Nebraska Foresters Want People To View Trees As A Crop

But state's woodlands are in poor condition and need improved management to increase their potential.

Published on: Jun 13, 2013

It's not all about corn, soybeans, wheat and beef in Nebraska. The state has a significant and growing forest resource. Since 2005, the amount of forested acres has increased by 200,000 acres to 1.52 million acres.

Most of these forested areas, about 88% of them, are owned by small, private landowners.

"Unfortunately, many existing woodlands are in relatively poor condition because they are often considered to be 'waste' areas on the farm and are managed as such," says Dennis Adams, Nebraska Forest Service extension forester at the University of Nebraska-Lincoln.

Many of these forested areas have a large potential. "These same areas, if managed properly, could yield substantial income from the periodic sale of wood products, plus enhanced wildlife habitat, watershed protection, and other environmental benefits," he adds.

Nebraska Foresters Want People To View Trees As A Crop
Nebraska Foresters Want People To View Trees As A Crop

By applying a few basic forestry management techniques such as thinning, weeding and pruning, the forest trees could grow to their maximum potential.

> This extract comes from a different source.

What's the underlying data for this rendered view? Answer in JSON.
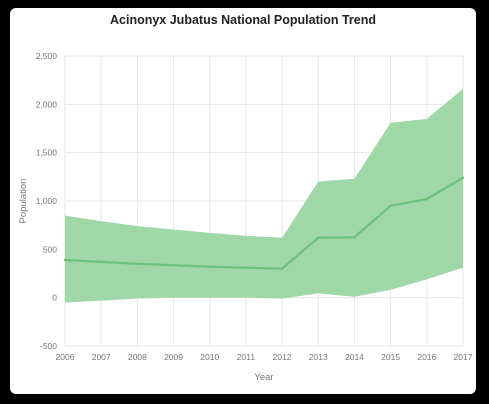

Adams prefers to look at trees as another type of crop. "The objective of forest stand improvement practices is to distribute the total growth potential to a fewer number of desirable tree species and provide space to allow the crop trees to grow to their maximum potential."

Another aspect of taking care of trees is making sure that weeds are managed properly, without damaging the trees with the use of herbicides.

"Our trees are quite vulnerable to weed sprays," Adams says. "Wind carried herbicides may cause dieback of foliage and in many cases eventual death of the tree."

Adams stresses that it is important to exercise caution when using herbicides, so that it does not have unintended consequences on trees.

"Science has yet to create herbicides that can think, therefore spray goes wherever we aim it or wherever the wind carries it, and not always where we would like it," Adams explains. "We have the power to direct and control spraying, and only the individual on the spraying rig has the power to shut down the spraying operation when it gets too windy."